The usual layout of Ekşi Sözlük; left frame is for the topics list,
right (and main) frame is for the entries (information).


This website has been observed as contrarian since the day it was born, and from that day on, people see this website as a place where they can write and express their contrary opinions about usual things, people, issues etc. But, although the owner of the website (Sedat Kapanoğlu) explains that this website is not only for contrary entries and should not be observed as a whole contrarian website, the way a few users approach to the website affects many; people think that they should register to Ekşi Sözlük in order to criticize or blame something, someone etc.


A Turkish journalist accuses Ekşi Sözlük users as 'rubbish' people
because they have been discussing religion.


This is the side effect of social media, consumer society and that a thought, an idea is unable to hold for so long. Yet, Ekşi Sözlük tries to break down this barrier and to hold on the internet for "freedom of expression". But it can't be underestimated that how people use it, how people 'want' to use it, defines the website, good or bad.

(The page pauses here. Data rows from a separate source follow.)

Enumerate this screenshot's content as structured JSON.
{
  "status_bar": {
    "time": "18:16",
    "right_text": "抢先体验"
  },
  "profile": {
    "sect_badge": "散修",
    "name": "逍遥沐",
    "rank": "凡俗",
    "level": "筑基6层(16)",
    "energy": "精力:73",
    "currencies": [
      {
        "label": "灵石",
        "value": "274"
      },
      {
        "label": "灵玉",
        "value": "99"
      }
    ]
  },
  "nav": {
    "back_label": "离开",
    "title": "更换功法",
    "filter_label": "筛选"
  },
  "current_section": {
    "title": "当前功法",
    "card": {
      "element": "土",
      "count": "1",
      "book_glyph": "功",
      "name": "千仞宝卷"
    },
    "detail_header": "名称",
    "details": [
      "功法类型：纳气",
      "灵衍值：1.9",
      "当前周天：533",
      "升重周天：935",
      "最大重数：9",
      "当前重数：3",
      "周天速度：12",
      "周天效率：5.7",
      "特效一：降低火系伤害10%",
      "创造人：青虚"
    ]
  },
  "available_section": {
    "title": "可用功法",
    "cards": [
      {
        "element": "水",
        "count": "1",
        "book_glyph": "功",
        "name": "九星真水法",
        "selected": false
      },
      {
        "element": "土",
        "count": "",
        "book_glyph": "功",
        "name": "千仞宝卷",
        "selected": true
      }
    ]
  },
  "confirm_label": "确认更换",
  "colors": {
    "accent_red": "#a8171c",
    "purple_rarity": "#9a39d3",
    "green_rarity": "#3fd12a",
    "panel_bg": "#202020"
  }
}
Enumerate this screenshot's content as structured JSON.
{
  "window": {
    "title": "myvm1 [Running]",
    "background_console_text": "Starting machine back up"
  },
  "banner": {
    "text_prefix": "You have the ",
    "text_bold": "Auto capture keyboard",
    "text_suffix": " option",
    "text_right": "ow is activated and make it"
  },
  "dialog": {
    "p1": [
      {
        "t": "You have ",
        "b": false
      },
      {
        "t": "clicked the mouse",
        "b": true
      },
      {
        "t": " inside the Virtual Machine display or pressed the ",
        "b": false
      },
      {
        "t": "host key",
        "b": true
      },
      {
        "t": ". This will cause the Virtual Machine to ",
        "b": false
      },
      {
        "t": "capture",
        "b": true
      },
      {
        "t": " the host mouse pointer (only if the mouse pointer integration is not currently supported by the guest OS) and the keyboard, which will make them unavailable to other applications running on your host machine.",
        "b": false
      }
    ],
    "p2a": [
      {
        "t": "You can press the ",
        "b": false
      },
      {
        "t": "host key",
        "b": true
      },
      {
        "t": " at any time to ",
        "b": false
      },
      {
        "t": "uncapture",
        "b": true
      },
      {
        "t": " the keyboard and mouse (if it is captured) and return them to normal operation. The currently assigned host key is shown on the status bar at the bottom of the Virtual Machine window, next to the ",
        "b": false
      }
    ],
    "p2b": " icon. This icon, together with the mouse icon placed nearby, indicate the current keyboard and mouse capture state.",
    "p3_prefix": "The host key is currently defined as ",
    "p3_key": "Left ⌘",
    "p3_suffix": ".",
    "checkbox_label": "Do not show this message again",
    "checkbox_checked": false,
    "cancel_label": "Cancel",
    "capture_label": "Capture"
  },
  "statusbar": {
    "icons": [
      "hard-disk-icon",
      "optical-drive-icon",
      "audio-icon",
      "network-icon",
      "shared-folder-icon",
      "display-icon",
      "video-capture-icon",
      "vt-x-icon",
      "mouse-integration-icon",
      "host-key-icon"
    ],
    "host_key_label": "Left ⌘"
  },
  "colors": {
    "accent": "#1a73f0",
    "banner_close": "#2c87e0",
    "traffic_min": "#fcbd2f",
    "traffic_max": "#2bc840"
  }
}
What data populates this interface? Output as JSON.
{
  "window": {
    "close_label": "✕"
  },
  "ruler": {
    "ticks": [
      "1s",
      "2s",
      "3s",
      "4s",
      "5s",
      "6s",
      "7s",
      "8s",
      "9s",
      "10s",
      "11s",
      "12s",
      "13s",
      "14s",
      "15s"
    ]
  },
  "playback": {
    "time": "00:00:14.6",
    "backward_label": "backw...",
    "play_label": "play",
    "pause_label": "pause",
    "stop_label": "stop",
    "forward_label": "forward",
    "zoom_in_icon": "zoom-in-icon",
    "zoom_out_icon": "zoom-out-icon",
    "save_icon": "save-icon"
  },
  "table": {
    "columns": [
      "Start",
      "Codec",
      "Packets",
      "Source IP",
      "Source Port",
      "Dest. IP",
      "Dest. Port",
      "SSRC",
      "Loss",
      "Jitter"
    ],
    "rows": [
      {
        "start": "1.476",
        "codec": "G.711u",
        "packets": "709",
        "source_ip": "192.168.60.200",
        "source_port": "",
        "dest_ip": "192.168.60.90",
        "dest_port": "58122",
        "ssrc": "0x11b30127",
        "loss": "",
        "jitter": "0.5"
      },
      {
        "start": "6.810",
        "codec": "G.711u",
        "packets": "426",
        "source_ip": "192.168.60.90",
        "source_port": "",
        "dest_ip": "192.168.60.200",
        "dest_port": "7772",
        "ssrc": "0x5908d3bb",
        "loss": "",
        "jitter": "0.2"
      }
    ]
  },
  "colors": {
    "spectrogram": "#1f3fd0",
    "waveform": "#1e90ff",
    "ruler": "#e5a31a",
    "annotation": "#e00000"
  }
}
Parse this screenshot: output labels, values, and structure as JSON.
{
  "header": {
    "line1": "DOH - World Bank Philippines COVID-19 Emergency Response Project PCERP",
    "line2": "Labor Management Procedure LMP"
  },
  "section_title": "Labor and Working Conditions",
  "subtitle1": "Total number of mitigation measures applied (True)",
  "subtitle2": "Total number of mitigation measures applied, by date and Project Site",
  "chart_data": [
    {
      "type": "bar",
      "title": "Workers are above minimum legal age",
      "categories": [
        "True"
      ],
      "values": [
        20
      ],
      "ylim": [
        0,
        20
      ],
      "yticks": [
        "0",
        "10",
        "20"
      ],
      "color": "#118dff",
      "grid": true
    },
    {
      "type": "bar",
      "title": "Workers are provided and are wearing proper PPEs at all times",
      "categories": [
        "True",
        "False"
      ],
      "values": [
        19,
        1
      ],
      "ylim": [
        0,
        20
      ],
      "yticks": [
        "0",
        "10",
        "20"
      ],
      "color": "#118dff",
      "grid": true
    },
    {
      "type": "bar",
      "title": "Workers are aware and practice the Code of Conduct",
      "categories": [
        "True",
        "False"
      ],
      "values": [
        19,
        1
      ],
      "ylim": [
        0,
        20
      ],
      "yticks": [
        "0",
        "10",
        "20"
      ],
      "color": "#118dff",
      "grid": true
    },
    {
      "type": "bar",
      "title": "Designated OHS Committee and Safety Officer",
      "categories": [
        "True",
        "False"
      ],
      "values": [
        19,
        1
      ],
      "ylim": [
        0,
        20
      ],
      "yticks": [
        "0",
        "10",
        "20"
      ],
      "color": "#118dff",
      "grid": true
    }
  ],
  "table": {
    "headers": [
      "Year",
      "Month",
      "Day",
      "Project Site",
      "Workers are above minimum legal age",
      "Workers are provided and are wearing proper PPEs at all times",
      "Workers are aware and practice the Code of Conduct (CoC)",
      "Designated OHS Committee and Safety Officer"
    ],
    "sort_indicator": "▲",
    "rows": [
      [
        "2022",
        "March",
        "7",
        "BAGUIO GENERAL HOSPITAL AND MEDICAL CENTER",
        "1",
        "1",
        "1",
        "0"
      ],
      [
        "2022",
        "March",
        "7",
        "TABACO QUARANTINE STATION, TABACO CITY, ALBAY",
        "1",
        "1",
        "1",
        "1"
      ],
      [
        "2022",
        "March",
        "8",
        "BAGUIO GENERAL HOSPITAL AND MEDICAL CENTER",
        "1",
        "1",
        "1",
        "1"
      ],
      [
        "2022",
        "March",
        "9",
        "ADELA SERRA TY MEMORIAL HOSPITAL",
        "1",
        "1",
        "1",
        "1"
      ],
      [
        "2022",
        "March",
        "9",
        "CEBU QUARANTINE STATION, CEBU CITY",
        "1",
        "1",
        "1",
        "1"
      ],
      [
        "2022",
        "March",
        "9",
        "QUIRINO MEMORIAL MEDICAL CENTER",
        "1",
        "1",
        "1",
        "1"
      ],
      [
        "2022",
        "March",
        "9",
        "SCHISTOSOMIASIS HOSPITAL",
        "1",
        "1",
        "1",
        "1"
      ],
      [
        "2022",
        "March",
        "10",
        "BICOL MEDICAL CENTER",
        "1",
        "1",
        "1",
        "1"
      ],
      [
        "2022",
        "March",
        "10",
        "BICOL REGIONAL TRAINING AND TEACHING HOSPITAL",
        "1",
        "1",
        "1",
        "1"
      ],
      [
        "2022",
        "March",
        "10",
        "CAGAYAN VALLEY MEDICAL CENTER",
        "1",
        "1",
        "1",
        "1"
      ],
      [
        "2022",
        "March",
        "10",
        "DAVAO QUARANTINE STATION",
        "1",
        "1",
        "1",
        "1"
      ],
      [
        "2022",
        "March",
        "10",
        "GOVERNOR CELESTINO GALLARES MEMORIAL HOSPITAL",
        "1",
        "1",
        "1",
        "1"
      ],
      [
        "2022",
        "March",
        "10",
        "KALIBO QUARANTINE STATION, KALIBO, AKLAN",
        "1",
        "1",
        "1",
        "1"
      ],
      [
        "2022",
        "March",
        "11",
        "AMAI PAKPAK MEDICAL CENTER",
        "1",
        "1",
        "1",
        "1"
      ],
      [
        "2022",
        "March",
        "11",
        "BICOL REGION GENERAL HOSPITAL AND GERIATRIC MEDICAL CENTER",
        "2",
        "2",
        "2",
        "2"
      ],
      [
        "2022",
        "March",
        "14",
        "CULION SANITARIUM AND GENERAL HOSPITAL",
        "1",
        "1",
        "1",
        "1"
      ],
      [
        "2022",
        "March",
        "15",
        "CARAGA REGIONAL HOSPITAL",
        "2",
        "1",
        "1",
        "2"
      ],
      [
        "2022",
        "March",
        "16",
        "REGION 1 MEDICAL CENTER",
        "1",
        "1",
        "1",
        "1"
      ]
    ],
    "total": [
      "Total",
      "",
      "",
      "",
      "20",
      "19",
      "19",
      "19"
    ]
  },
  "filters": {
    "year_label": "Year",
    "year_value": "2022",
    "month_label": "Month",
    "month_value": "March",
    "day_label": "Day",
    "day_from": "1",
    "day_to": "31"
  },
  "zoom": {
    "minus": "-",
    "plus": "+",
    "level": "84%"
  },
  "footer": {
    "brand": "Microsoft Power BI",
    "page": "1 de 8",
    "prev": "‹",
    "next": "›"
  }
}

This brings out the critical, contrarian part of Turkish internet users - the part of us which we sometimes can't restrain, and this leads to "labeling" Ekşi Sözlük, or any other website.

In conclusion, if you try to combine "social" and "media" words together (in Turkey or in any other foreign country), you can reach to different results. Since that we discuss the accuracy of sociability in the era of wide spread technology and internet, the adaptation of social onto media should be resigned to the internet users. And the meaning of the social media is not within itself; it can only be defined by the users of it. "Medium is the message", and which website, which platform, which medium you use, defines your message as well.


A brief explanation of the social media


I want to end my article with the famous scene from the movie "Matrix": Morpheus sits in front of you, and says that; this is the blue pill, which is the social media, you register there, you write to people, people follow you, you make jokes, you become popular etc. And this is the red pill, which is the real life, real you, how you speak, how you appear defines you. Choose one, says Morpheus, blue pill or red pill? How much real is the social media for you?